On the face of it, the respondents' contention has some attraction; it is not easy to see why one should say that the admitted variable mining cost of $11 per tonne constitutes, with respect to ore won while the conveyor was inoperative, an expense which has been avoided as a result of the accident to the conveyor. That is, the respondents simply say that those variable costs were incurred, not avoided.
But the appellants contend that is of no consequence.
The learned primary judge explained the argument put on
behalf of the appellants (respondents below) as follows:
"...the Basis of Settlement clause in referring to the sales value of the reduction of output is speaking of a 'notional' product which was not produced and...as against the sale value of that notional product must be set off a notional cost of production i.e. what it would have cost to mine all of the ore required to produce the notional end product".

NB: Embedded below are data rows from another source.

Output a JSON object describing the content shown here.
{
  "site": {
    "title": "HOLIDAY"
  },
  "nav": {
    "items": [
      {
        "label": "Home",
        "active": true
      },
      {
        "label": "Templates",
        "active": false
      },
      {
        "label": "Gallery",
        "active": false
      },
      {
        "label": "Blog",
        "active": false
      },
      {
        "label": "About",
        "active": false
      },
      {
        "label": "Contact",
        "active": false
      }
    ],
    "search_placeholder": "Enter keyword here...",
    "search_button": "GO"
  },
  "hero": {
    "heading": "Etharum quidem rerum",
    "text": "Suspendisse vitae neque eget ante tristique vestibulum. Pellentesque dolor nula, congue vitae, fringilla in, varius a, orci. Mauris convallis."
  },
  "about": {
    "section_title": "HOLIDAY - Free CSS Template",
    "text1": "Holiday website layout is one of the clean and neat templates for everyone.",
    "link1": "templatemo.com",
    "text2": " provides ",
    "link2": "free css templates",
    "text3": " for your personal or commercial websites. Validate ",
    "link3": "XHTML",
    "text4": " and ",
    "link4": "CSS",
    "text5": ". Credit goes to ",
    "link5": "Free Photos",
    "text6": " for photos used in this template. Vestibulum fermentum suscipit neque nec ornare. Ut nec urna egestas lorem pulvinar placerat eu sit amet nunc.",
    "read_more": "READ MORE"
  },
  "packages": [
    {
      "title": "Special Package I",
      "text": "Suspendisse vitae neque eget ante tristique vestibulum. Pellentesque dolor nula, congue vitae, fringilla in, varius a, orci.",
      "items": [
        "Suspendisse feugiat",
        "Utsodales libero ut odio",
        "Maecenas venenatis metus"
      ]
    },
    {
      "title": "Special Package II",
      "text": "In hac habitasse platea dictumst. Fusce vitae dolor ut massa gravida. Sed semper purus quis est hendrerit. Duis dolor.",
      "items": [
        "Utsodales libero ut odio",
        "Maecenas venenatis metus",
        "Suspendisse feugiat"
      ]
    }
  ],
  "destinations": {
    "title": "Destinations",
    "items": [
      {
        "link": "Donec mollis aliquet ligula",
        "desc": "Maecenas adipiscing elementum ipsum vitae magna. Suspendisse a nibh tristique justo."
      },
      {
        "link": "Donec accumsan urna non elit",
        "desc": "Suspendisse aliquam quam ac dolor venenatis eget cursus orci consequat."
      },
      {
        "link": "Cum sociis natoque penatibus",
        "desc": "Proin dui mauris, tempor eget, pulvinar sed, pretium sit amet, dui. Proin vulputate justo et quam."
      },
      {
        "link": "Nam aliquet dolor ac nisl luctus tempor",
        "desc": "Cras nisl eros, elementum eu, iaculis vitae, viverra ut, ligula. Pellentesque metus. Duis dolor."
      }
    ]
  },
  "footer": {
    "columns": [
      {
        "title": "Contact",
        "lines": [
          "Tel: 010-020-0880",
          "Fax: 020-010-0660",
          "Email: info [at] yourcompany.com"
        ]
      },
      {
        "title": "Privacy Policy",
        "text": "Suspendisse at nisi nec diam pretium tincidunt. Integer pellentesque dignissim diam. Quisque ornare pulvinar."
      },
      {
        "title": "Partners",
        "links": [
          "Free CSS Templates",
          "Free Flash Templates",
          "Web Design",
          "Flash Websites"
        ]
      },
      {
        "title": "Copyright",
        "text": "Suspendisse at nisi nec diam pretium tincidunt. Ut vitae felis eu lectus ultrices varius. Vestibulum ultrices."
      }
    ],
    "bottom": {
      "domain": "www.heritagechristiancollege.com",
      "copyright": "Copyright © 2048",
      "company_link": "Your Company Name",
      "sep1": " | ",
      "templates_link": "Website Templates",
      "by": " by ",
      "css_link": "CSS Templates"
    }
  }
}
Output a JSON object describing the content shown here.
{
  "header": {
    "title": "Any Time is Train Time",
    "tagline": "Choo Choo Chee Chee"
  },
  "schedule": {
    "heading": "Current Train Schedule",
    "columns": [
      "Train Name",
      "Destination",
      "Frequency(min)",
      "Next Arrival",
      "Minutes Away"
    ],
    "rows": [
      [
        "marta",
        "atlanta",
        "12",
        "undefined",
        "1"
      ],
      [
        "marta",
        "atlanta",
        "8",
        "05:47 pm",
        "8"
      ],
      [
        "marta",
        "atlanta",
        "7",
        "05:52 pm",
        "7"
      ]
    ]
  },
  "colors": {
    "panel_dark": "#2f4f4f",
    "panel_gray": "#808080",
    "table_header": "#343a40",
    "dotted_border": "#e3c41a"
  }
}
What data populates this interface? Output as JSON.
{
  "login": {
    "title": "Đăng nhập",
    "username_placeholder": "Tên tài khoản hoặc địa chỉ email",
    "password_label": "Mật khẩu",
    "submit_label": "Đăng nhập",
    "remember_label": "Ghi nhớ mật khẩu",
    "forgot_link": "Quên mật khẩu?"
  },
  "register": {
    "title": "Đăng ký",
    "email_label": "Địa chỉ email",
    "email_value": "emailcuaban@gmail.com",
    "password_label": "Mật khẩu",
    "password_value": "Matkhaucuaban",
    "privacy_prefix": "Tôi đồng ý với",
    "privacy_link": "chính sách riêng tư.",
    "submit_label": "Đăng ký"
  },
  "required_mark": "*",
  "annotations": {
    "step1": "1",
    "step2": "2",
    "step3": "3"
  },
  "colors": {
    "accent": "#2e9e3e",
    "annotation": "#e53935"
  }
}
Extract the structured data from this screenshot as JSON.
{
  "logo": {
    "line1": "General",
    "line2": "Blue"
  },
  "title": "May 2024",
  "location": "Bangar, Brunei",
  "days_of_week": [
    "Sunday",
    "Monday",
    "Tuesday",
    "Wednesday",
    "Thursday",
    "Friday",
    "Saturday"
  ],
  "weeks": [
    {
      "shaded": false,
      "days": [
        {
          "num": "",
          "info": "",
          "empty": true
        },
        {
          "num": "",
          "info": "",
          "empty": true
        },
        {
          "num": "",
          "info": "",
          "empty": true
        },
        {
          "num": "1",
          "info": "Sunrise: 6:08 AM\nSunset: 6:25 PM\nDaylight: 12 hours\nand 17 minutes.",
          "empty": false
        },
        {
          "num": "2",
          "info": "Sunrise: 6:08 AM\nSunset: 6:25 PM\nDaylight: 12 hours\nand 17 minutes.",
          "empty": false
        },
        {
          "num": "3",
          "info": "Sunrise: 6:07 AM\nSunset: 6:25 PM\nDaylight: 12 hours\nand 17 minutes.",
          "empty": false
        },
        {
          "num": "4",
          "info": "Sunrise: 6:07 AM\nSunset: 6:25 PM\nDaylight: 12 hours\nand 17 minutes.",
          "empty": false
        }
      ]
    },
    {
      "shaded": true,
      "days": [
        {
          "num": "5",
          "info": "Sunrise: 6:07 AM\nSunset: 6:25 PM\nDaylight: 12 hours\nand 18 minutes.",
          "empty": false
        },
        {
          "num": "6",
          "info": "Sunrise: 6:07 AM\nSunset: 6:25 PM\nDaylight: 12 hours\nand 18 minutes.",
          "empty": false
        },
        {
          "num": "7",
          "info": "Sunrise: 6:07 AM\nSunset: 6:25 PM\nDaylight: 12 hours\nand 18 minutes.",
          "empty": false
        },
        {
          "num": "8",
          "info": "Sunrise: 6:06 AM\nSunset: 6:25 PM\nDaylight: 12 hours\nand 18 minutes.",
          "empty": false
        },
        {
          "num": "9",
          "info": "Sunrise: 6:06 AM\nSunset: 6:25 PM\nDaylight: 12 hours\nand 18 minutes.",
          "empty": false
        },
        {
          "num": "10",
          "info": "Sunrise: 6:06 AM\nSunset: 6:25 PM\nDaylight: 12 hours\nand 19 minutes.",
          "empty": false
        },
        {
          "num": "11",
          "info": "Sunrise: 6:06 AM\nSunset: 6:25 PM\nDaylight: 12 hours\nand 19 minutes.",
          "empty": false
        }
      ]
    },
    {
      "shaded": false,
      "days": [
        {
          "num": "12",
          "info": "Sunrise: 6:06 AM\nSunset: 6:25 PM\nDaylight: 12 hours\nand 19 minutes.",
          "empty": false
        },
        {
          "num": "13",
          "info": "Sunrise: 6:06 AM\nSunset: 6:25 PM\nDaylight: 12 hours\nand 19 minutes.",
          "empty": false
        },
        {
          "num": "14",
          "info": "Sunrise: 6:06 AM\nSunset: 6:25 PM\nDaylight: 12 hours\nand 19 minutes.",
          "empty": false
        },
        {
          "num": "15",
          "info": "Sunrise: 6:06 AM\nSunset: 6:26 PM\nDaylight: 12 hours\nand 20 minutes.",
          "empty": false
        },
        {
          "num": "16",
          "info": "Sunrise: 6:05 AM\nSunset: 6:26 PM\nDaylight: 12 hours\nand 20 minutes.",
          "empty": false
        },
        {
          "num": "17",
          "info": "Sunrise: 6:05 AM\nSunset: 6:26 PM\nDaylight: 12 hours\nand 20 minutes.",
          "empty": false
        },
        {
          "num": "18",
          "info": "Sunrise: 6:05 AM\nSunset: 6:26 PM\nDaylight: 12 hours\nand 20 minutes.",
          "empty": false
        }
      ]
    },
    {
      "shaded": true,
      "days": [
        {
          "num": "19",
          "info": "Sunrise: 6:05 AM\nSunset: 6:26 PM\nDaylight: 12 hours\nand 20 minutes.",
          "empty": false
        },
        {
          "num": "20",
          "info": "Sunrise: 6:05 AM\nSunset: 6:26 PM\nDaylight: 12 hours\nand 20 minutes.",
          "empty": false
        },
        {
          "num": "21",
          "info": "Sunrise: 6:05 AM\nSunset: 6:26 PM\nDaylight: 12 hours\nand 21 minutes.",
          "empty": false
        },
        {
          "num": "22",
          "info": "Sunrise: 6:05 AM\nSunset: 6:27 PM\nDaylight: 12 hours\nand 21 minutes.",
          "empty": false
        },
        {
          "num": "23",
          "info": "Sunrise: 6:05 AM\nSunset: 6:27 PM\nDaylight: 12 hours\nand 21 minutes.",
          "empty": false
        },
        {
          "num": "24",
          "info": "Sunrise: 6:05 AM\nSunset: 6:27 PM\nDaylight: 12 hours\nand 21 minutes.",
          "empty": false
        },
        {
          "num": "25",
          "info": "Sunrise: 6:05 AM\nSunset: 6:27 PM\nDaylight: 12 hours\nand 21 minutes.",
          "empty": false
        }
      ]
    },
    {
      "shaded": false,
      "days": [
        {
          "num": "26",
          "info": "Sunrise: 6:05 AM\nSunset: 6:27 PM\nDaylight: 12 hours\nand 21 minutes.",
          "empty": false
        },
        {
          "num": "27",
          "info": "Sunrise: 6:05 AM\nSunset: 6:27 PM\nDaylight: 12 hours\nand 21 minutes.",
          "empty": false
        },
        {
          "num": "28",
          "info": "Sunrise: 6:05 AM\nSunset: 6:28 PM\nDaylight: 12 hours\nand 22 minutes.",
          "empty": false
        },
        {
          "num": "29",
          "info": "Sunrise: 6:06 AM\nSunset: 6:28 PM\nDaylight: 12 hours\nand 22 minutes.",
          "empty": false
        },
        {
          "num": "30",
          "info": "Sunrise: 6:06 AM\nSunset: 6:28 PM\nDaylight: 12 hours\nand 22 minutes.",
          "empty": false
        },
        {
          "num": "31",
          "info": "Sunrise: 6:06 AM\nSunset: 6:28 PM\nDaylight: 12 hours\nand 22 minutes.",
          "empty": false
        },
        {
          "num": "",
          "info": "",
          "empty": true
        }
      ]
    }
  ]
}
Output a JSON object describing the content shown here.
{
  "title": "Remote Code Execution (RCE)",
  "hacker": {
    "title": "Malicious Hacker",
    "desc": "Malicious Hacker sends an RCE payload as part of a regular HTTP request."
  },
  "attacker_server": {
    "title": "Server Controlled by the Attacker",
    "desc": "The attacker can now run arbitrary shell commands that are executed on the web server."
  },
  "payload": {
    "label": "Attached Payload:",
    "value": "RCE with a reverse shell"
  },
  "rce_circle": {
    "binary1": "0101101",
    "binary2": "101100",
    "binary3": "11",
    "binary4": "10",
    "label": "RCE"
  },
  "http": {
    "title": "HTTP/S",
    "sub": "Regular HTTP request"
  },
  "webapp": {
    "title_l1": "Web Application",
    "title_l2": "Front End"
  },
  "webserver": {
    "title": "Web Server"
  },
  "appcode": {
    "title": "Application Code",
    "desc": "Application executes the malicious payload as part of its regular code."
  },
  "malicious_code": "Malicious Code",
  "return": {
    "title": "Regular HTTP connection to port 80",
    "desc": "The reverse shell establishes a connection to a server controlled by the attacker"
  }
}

His Honour accepted this argument, principally because in the definition "Variable Expenses" set out above, there can be found the expression "and which would be expected to cease or reduce during the loss period"; the judge thought that this supported the conclusion that the variable costs attributed to 12,634 tonnes of ore should be treated as having been avoided.
In our respectful opinion, the first sentence in the definition of "Variable Expenses" is intended to assist in discriminating between charges and expenses whose character is such that one would expect them to go up or down with the volume of production, and those which are not of that character; for example, power costs could be expected to be affected by the volume of production, but the amount of rental of hired equipment would not. In our view, confining the expenses which are to be taken off to those which are "variable" cuts down the types of expenses which are taken into account, but has no bearing on the answer to the question whether there has been an avoidance of expense. Here, the expense of mining the 12,634 tonnes was not in fact avoided; that is common ground. Further, we see no reason why one would say that it is a sum which one would expect to have been avoided; the state of the conveyor had no direct effect upon the production of ore and the only reason that production of ore ceased was that the respondents ran out of space to store the ore produced.
It follows that the point raised by the notice of contention succeeds. But it affects only the amount payable in respect of the loss of output, and on the view we have taken on the main point argued, there was no loss of output, within the meaning of the policy, of lead concentrate. The output lost was of other substances - zinc concentrate and what is called LGM concentrate. On the agreed figures the sum payable in respect of the respondents' claim is $141,079.50, reflecting the variable expenses which are to be deducted in relation to the latter two substances.
It will therefore be ordered that both the appeal and cross-appeal be allowed, the orders and declarations made by the learned primary judge will be set aside and in lieu it will be declared that the applicants (respondents in this Court) are entitled to indemnity by reason of a reduction in output of zinc and LGM in the sum of $141,079.50 (excluding interest).
The parties may make written submissions, with respect to costs here and below, within 7 days.